I rolled to my back, feeling twinges of pain here and there, but I was pretty sure nothing had been broken. While I was unconscious, my warm breath had cleared a little snow from around my mouth and nose. I wiped my thumbs across my ski goggles, seeing nothing at all. Dark,dark, dark.
I was thankful for my ultralight, ultrawarm thermal underwear; for my next layer that trapped body heat; and finally for the ski clothes that had cost me way too much money but that may save my life. It was comfortable, engineered for speed and warmth with no bulk.
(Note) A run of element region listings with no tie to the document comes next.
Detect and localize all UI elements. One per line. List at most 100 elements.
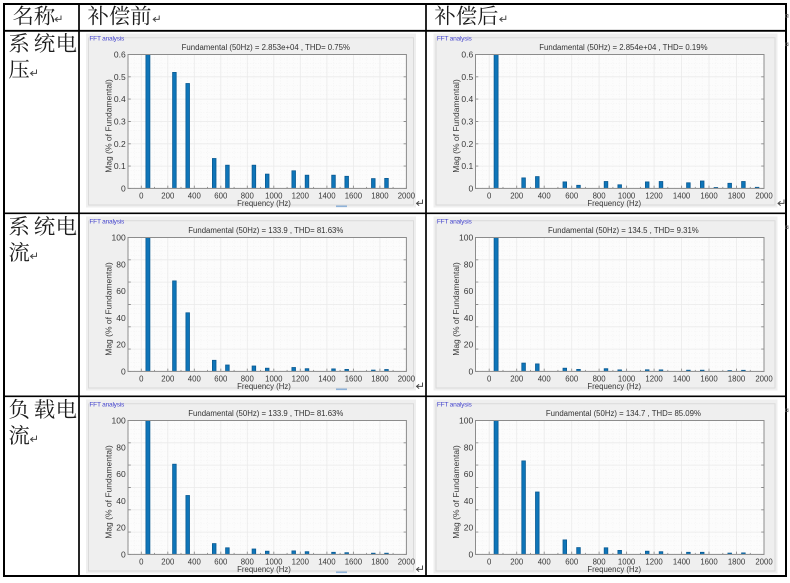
svg-text:2000: 2000 — [398, 191, 416, 200]
svg-text:FFT analysis: FFT analysis — [89, 402, 125, 409]
svg-text:1600: 1600 — [345, 557, 363, 566]
svg-text:80: 80 — [464, 259, 474, 269]
svg-text:1400: 1400 — [673, 557, 691, 566]
svg-text:100: 100 — [112, 416, 126, 426]
svg-text:Fundamental (50Hz) = 134.5 , T: Fundamental (50Hz) = 134.5 , THD= 9.31% — [548, 226, 699, 235]
svg-text:0.4: 0.4 — [461, 94, 473, 104]
svg-text:Frequency (Hz): Frequency (Hz) — [237, 565, 291, 574]
svg-text:60: 60 — [116, 469, 126, 479]
svg-text:0: 0 — [487, 374, 492, 383]
svg-text:0: 0 — [468, 183, 473, 193]
svg-text:1800: 1800 — [728, 191, 746, 200]
svg-text:1000: 1000 — [618, 191, 636, 200]
svg-text:400: 400 — [188, 557, 202, 566]
svg-text:0.4: 0.4 — [114, 94, 126, 104]
svg-text:20: 20 — [464, 340, 474, 350]
svg-text:Mag (% of Fundamental): Mag (% of Fundamental) — [451, 445, 461, 539]
svg-text:0.2: 0.2 — [114, 139, 126, 149]
svg-text:1400: 1400 — [673, 191, 691, 200]
svg-text:0.6: 0.6 — [461, 50, 473, 60]
svg-text:40: 40 — [464, 313, 474, 323]
svg-text:FFT analysis: FFT analysis — [437, 402, 473, 409]
svg-text:1800: 1800 — [728, 557, 746, 566]
svg-text:FFT analysis: FFT analysis — [437, 36, 473, 43]
svg-text:800: 800 — [241, 557, 255, 566]
svg-text:Fundamental (50Hz) = 133.9 , T: Fundamental (50Hz) = 133.9 , THD= 81.63% — [188, 226, 343, 235]
svg-text:0.3: 0.3 — [114, 117, 126, 127]
svg-text:0: 0 — [139, 557, 144, 566]
svg-text:100: 100 — [459, 416, 473, 426]
svg-text:0.1: 0.1 — [461, 161, 473, 171]
svg-text:600: 600 — [214, 374, 228, 383]
svg-text:0.5: 0.5 — [461, 72, 473, 82]
svg-text:2000: 2000 — [755, 191, 773, 200]
svg-text:800: 800 — [593, 374, 607, 383]
svg-text:40: 40 — [116, 496, 126, 506]
svg-text:1600: 1600 — [700, 557, 718, 566]
svg-text:40: 40 — [116, 313, 126, 323]
svg-text:Mag (% of Fundamental): Mag (% of Fundamental) — [451, 79, 461, 173]
svg-text:200: 200 — [161, 557, 175, 566]
svg-text:1000: 1000 — [265, 374, 283, 383]
svg-text:1800: 1800 — [371, 191, 389, 200]
svg-text:600: 600 — [565, 191, 579, 200]
svg-text:1800: 1800 — [371, 557, 389, 566]
svg-text:20: 20 — [464, 523, 474, 533]
svg-text:1600: 1600 — [700, 191, 718, 200]
svg-text:60: 60 — [464, 286, 474, 296]
svg-text:100: 100 — [459, 233, 473, 243]
svg-text:1200: 1200 — [292, 557, 310, 566]
svg-text:1200: 1200 — [645, 191, 663, 200]
svg-text:1400: 1400 — [673, 374, 691, 383]
svg-text:0: 0 — [121, 366, 126, 376]
svg-text:400: 400 — [538, 374, 552, 383]
svg-text:2000: 2000 — [755, 374, 773, 383]
svg-text:Mag (% of Fundamental): Mag (% of Fundamental) — [104, 262, 114, 356]
svg-text:Fundamental (50Hz) = 134.7 , T: Fundamental (50Hz) = 134.7 , THD= 85.09% — [546, 409, 701, 418]
svg-text:¤: ¤ — [785, 223, 790, 232]
svg-text:¤: ¤ — [785, 12, 790, 21]
svg-text:1000: 1000 — [265, 557, 283, 566]
svg-text:0.3: 0.3 — [461, 117, 473, 127]
svg-text:60: 60 — [464, 469, 474, 479]
svg-text:0.1: 0.1 — [114, 161, 126, 171]
svg-text:FFT analysis: FFT analysis — [89, 219, 125, 226]
svg-text:800: 800 — [241, 374, 255, 383]
svg-text:1600: 1600 — [345, 374, 363, 383]
svg-text:600: 600 — [214, 557, 228, 566]
svg-text:1400: 1400 — [318, 557, 336, 566]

I felt down my legs, realizing my skis were still intact. That may be useful. Then I remembered the belt around my waste that contained water, some survival-type bars of food, and above all, a thermal sheet that folded up as small as a handkerchief but would open out to completely wrap around my body for further warmth.
Technology is great!
I sat there, trying to think what to do. Should I try to dig? How much snow was overhead? If I tried to dig, would I have more of the stuff pouring in on top of me? Should I holler? Would the noise move the snow? If I did nothing, I might never be found. The dogs that are trained for this kind of thing are amazing, but if the snow was deep enough. . . .
Well, I’m not a do-nothing person. If I was going to die under here, I was going to fight like crazy. So I thought through all the possibilities, the equipment I had, how I could use it.
With very little room to maneuver, I removed both skis. The front ends were sharp. I couldn’t find my poles, assumed they had gone flying when the avalanche hit. Checked out my water to make sure it was still where it needed to be. Decided to eat nothing yet, wait until cold or hunger got the better of me. Then I started to carefully feel my way around this little cave, poking for any soft spot that may indicate a good place to start digging.
This was NOT impossible! There would be people out looking for others like me, and they had dogs and equipment. The thought of hot coffee, hot soup, a warm bed and heaps of blankets stimulated me to keep trying.
Others had survived in similar circumstances. So would I.